Sayangnya, kita ini sering banget jadi juri dadakan. Lihat orang → nilai. Lihat cara dia bangkit → komentar. Padahal… kita aja nggak tahu dia lagi berantakan di bagian mana.
Setelah hubungan hancur, setelah rumah tangga bubar, setelah kehilangan yang nggak kelihatan tapi kerasa banget… cara orang bangkit itu beda-beda.
Ada yang kerja kayak dikejar setan. Bukan ambisi… tapi biar nggak sempet mikir. Ada yang nempel terus sama keluarga dan teman. Biar nggak ngerasa sendirian banget. Ada yang olahraga tiap hari. Capek fisik lebih enak daripada capek hati.
Dan… ada juga yang mulai buka chat baru. Kenalan baru. Ngobrol lagi sama lawan jenis.

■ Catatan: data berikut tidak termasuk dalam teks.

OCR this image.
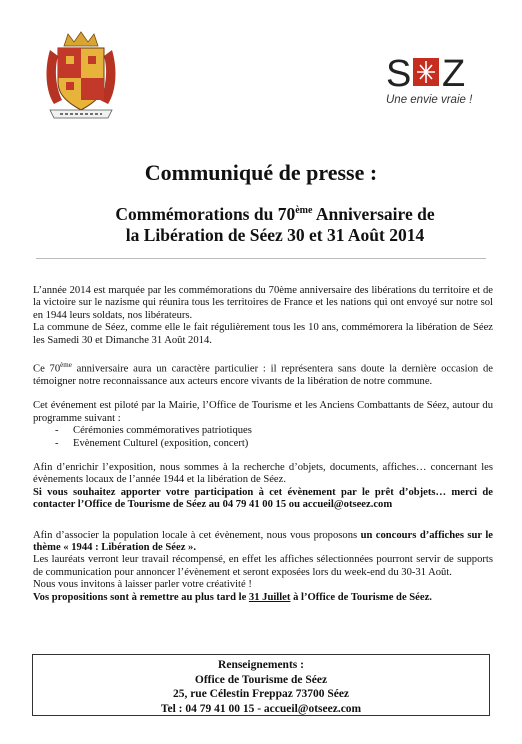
S Z
Une envie vraie !
Communiqué de presse :
Commémorations du 70ème Anniversaire de
la Libération de Séez 30 et 31 Août 2014

L’année 2014 est marquée par les commémorations du 70ème anniversaire des libérations du territoire et de la victoire sur le nazisme qui réunira tous les territoires de France et les nations qui ont envoyé sur notre sol en 1944 leurs soldats, nos libérateurs.

La commune de Séez, comme elle le fait régulièrement tous les 10 ans, commémorera la libération de Séez les Samedi 30 et Dimanche 31 Août 2014.

Ce 70ème anniversaire aura un caractère particulier : il représentera sans doute la dernière occasion de témoigner notre reconnaissance aux acteurs encore vivants de la libération de notre commune.

Cet événement est piloté par la Mairie, l’Office de Tourisme et les Anciens Combattants de Séez, autour du programme suivant :

- Cérémonies commémoratives patriotiques
- Evènement Culturel (exposition, concert)

Afin d’enrichir l’exposition, nous sommes à la recherche d’objets, documents, affiches… concernant les évènements locaux de l’année 1944 et la libération de Séez.

Si vous souhaitez apporter votre participation à cet évènement par le prêt d’objets… merci de contacter l’Office de Tourisme de Séez au 04 79 41 00 15 ou accueil@otseez.com

Afin d’associer la population locale à cet évènement, nous vous proposons un concours d’affiches sur le thème « 1944 : Libération de Séez ».

Les lauréats verront leur travail récompensé, en effet les affiches sélectionnées pourront servir de supports de communication pour annoncer l’évènement et seront exposées lors du week-end du 30-31 Août.

Nous vous invitons à laisser parler votre créativité !

Vos propositions sont à remettre au plus tard le 31 Juillet à l’Office de Tourisme de Séez.

Renseignements :
Office de Tourisme de Séez
25, rue Célestin Freppaz 73700 Séez
Tel : 04 79 41 00 15 - accueil@otseez.com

Nah ini nih… yang paling sering kena semprot netizen kehidupan. Padahal ya… kalau kamu tahu rasanya kehilangan itu kayak apa… yang pelan-pelan makan dari dalam, yang bikin dada sesek tanpa alasan jelas… kamu mungkin nggak akan secepat itu nge-judge.
Biarkan dia. Serius. Biarkan dia senyum lagi walaupun cuma karena “notif masuk”. Biarkan dia ngerasa, “oh… gue masih dianggap ada ya.” Kadang… sesederhana itu.
Itu bukan karena dia “gatel”. Bukan juga karena buru-buru cari pengganti. Justru seringnya… itu cara dia balik ke dirinya sendiri. Dia lagi ngumpulin rasa percaya dirinya yang dulu sempat hancur. Dia lagi belajar percaya lagi, kalau dia masih punya nilai.
Kita ini sering banget pengen orang cepat sembuh. “Udah lah… ikhlasin aja.” “Deketin Tuhan aja.” “Jangan cari pelarian.”
Lah… emang dia nggak doa? Emang dia nggak nangis tiap malam? Emang kamu tahu seberapa keras dia lagi berusaha buat tetap waras?
Yang kadang bikin tambah nyesek… justru datang dari orang-orang yang merasa paling benar. Bawa agama, tapi lupa bawa hati. Ngomongnya tinggi… tapi empatinya tipis.
Padahal ya… orang yang lagi di titik itu, biasanya udah berdoa berkali-kali. Minta kuat. Minta sembuh. Bahkan kadang… minta waktu bisa diputar balik.
Tapi hidup nggak gitu cara kerjanya. Dan hati juga nggak bisa disuruh sembuh pakai timer. Jadi… tolong. Kalau nggak bisa bantu, minimal jangan nambah luka.
Kadang yang mereka butuhin itu bukan ceramah. Cuma… ditemenin. Didengerin tanpa disela. Dipeluk tanpa ditanya-tanya. Dan dibiarkan sembuh… dengan cara mereka sendiri. Karena di fase itu, mereka bukan lagi cari bahagia. Mereka cuma lagi belajar… supaya nggak hancur lagi.